Dear Prj, currently I saw a strange error with my FF code, when I run it on my school cluster;
" Fatal error in PMPI_Waitall: Other MPI error, error stack: "
It happened randomly kind of.
I believe this problem only happened when the code is running cross multiple machines [nodes]. I am not sure if this problem has anything related with my freefem code, but I still hope you can provide me some cues about it.
which reproducer you want, the code or the error generated file? since I didn’t run “export I_MPI_DEBUG=6” the error message is like above. I am currently trying to run my code again and with the debug flag
sorry Prj, according to the policy I can not distribute the code without permission. Let me talk with my professor to see if I can simply the code and send it to you.
Forgot to mention that I actually don’t want the full code, just the piece that exhibit the error. So if it’s OK for you to just send this piece, that’s all I need.
I am not sure, I never saw this problem with small meshes; maybe it is because I just run it with single machine. This problem is happened kind of randomly. I doubt it is because of the intel mpi or the net work of my school’s cluster.
I ran your code on 256 processes. It was OK up until line 763
[...]
+++++++++++++++++++++++++++++++++++++++++++++++++++++++++++++
Max of meshsize: is 1.820027e-01 Min of meshsize: is 4.936972e-02
+++++++++++++++++++++++++++++++++++++++++++++++++++++++++++++
R1 = 1.250000e+00, R2 = 5.000000e-01, tref = 2.000000e-01, dext = 1.500000e+00, 2*hmin = 9.873944e-02
betamax = 7.216878e+00, beta = 1.000000e-01
+++++++++++++++++++++++++++++++++++++++++++++++++++++++++++++
1/0 : d d d
current line = 763 mpirank 24 / 256
[...]
Are you at least reaching this point of the script, or do you have an error before that?

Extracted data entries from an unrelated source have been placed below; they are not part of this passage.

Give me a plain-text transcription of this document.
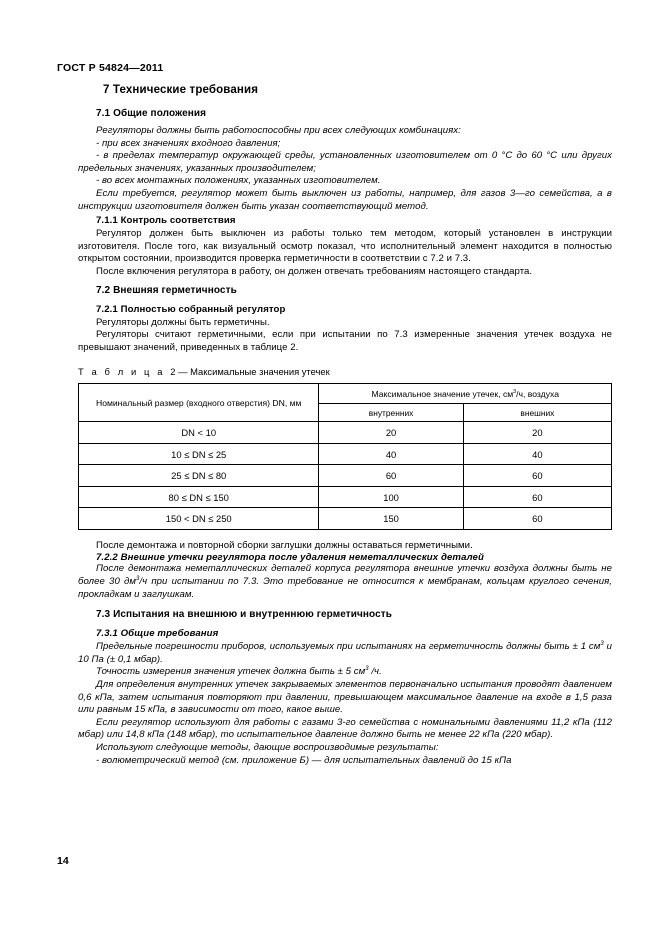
ГОСТ Р 54824—2011
7 Технические требования
7.1 Общие положения

Регуляторы должны быть работоспособны при всех следующих комбинациях:

- при всех значениях входного давления;

- в пределах температур окружающей среды, установленных изготовителем от 0 °С до 60 °С или других предельных значениях, указанных производителем;

- во всех монтажных положениях, указанных изготовителем.

Если требуется, регулятор может быть выключен из работы, например, для газов 3—го семейства, а в инструкции изготовителя должен быть указан соответствующий метод.

7.1.1 Контроль соответствия

Регулятор должен быть выключен из работы только тем методом, который установлен в инструкции изготовителя. После того, как визуальный осмотр показал, что исполнительный элемент находится в полностью открытом состоянии, производится проверка герметичности в соответствии с 7.2 и 7.3.

После включения регулятора в работу, он должен отвечать требованиям настоящего стандарта.

7.2 Внешняя герметичность
7.2.1 Полностью собранный регулятор

Регуляторы должны быть герметичны.

Регуляторы считают герметичными, если при испытании по 7.3 измеренные значения утечек воздуха не превышают значений, приведенных в таблице 2.

Т а б л и ц а 2 — Максимальные значения утечек

Номинальный размер (входного отверстия) DN, мм	Максимальное значение утечек, $см^3/ч$, воздуха	
	внутренних	внешних
DN < 10	20	20
10 ≤ DN ≤ 25	40	40
25 ≤ DN ≤ 80	60	60
80 ≤ DN ≤ 150	100	60
150 < DN ≤ 250	150	60

После демонтажа и повторной сборки заглушки должны оставаться герметичными.

7.2.2 Внешние утечки регулятора после удаления неметаллических деталей

После демонтажа неметаллических деталей корпуса регулятора внешние утечки воздуха должны быть не более 30 $дм^3/ч$ при испытании по 7.3. Это требование не относится к мембранам, кольцам круглого сечения, прокладкам и заглушкам.

7.3 Испытания на внешнюю и внутреннюю герметичность
7.3.1 Общие требования

Предельные погрешности приборов, используемых при испытаниях на герметичность должны быть ± 1 $см^3$ и 10 Па (± 0,1 мбар).

Точность измерения значения утечек должна быть ± 5 $см^3$ /ч.

Для определения внутренних утечек закрываемых элементов первоначально испытания проводят давлением 0,6 кПа, затем испытания повторяют при давлении, превышающем максимальное давление на входе в 1,5 раза или равным 15 кПа, в зависимости от того, какое выше.

Если регулятор используют для работы с газами 3-го семейства с номинальными давлениями 11,2 кПа (112 мбар) или 14,8 кПа (148 мбар), то испытательное давление должно быть не менее 22 кПа (220 мбар).

Используют следующие методы, дающие воспроизводимые результаты:

- волюметрический метод (см. приложение Б) — для испытательных давлений до 15 кПа

14
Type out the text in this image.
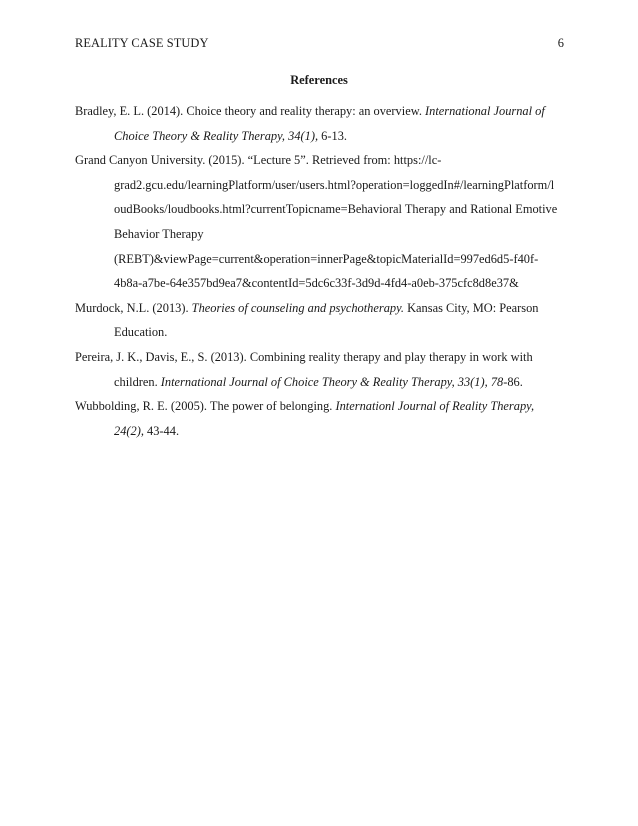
REALITY CASE STUDY	6
References
Bradley, E. L. (2014). Choice theory and reality therapy: an overview. International Journal of
Choice Theory & Reality Therapy, 34(1), 6-13.
Grand Canyon University. (2015). “Lecture 5”. Retrieved from: https://lc-
grad2.gcu.edu/learningPlatform/user/users.html?operation=loggedIn#/learningPlatform/l
oudBooks/loudbooks.html?currentTopicname=Behavioral Therapy and Rational Emotive
Behavior Therapy
(REBT)&viewPage=current&operation=innerPage&topicMaterialId=997ed6d5-f40f-
4b8a-a7be-64e357bd9ea7&contentId=5dc6c33f-3d9d-4fd4-a0eb-375cfc8d8e37&
Murdock, N.L. (2013). Theories of counseling and psychotherapy. Kansas City, MO: Pearson
Education.
Pereira, J. K., Davis, E., S. (2013). Combining reality therapy and play therapy in work with
children. International Journal of Choice Theory & Reality Therapy, 33(1), 78-86.
Wubbolding, R. E. (2005). The power of belonging. Internationl Journal of Reality Therapy,
24(2), 43-44.
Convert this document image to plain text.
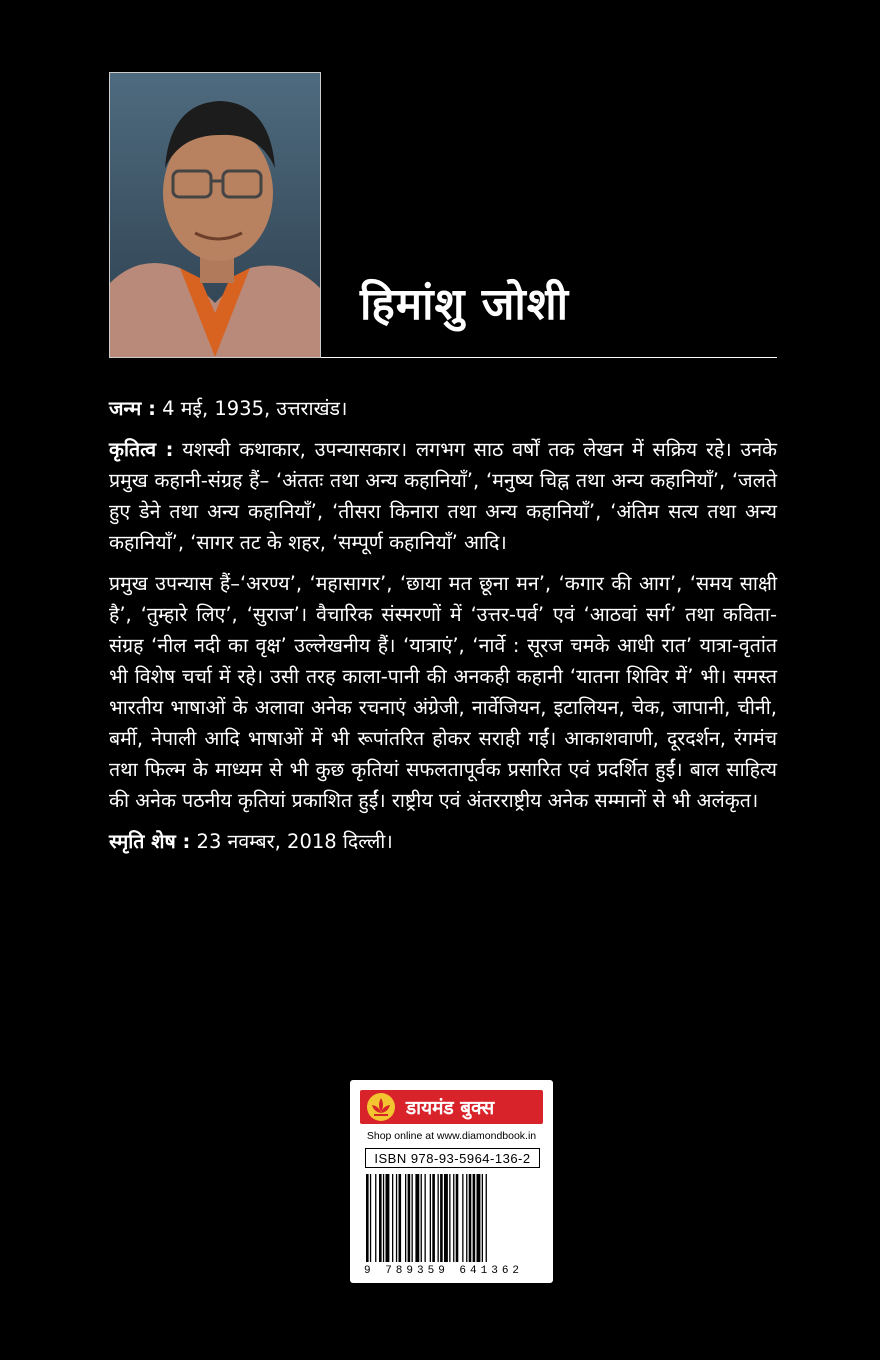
हिमांशु जोशी

जन्म : 4 मई, 1935, उत्तराखंड।

कृतित्व : यशस्वी कथाकार, उपन्यासकार। लगभग साठ वर्षों तक लेखन में सक्रिय रहे। उनके प्रमुख कहानी-संग्रह हैं– ‘अंततः तथा अन्य कहानियाँ’, ‘मनुष्य चिह्न तथा अन्य कहानियाँ’, ‘जलते हुए डेने तथा अन्य कहानियाँ’, ‘तीसरा किनारा तथा अन्य कहानियाँ’, ‘अंतिम सत्य तथा अन्य कहानियाँ’, ‘सागर तट के शहर, ‘सम्पूर्ण कहानियाँ’ आदि।

प्रमुख उपन्यास हैं–‘अरण्य’, ‘महासागर’, ‘छाया मत छूना मन’, ‘कगार की आग’, ‘समय साक्षी है’, ‘तुम्हारे लिए’, ‘सुराज’। वैचारिक संस्मरणों में ‘उत्तर-पर्व’ एवं ‘आठवां सर्ग’ तथा कविता-संग्रह ‘नील नदी का वृक्ष’ उल्लेखनीय हैं। ‘यात्राएं’, ‘नार्वे : सूरज चमके आधी रात’ यात्रा-वृतांत भी विशेष चर्चा में रहे। उसी तरह काला-पानी की अनकही कहानी ‘यातना शिविर में’ भी। समस्त भारतीय भाषाओं के अलावा अनेक रचनाएं अंग्रेजी, नार्वेजियन, इटालियन, चेक, जापानी, चीनी, बर्मी, नेपाली आदि भाषाओं में भी रूपांतरित होकर सराही गईं। आकाशवाणी, दूरदर्शन, रंगमंच तथा फिल्म के माध्यम से भी कुछ कृतियां सफलतापूर्वक प्रसारित एवं प्रदर्शित हुईं। बाल साहित्य की अनेक पठनीय कृतियां प्रकाशित हुईं। राष्ट्रीय एवं अंतरराष्ट्रीय अनेक सम्मानों से भी अलंकृत।

स्मृति शेष : 23 नवम्बर, 2018 दिल्ली।

डायमंड बुक्स
Shop online at www.diamondbook.in
ISBN 978-93-5964-136-2
9 789359 641362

No, but I think I know what is happening here, I should solve elasticity equation first, and then run this adjoint, otherwise the inpu FREE_FATAL_ERROR_DEBUG_correct.edp (45.0 KB)
t is wrong ,sorry for this. let me send you another one; and at line 67 “hmincsd = .1” you can change it to “hmincsd = .2 or 0.25 or 0.5” to make the mesh smaller.
+++++++++++++++++++++++++++++++++++++++++++++++++++++++++++++
Max of meshsize: is 1.825596e-01 Min of meshsize: is 4.936972e-02
+++++++++++++++++++++++++++++++++++++++++++++++++++++++++++++
R1 = 9.000000e-01, R2 = 5.000000e-01, tref = 2.000000e-01, dext = 1.080000e+00, 2*hmin = 9.873944e-02
betamax = 5.196152e+00, beta = 1.000000e-01
+++++++++++++++++++++++++++++++++++++++++++++++++++++++++++++
Volume of nonpaded design domain is = 3.243770e+02
KSP final norm of residual 0.0111526
KSP final norm of residual 0.000112754
Solved Adjoint
Yes, I do get the same thing; The problem is like this: in my code I have a loop to do this process; when I am running this code in my school’s cluster, sometimes at some iteration for example 738 or 1141; it is terminated with that issue at that adjoint equation. Then I will rerun this code, this issue is happened randomly. But thank you for the help Prj; I am trying to reinstall the FF with openmpi; but the avil module of my cluster is " openmpi/gcc/64/3.1.6 " , seems too old for FF. at least currently, the intel mpi is the only one I can compile FF over there.
In that case, what you could do is the following. At each iteration, save the state of your script before partitioning. Each iteration, overwrite what was previously written. Then, if the crash occurs at iteration XYZ, we could just restart from there and troubleshoot the issue.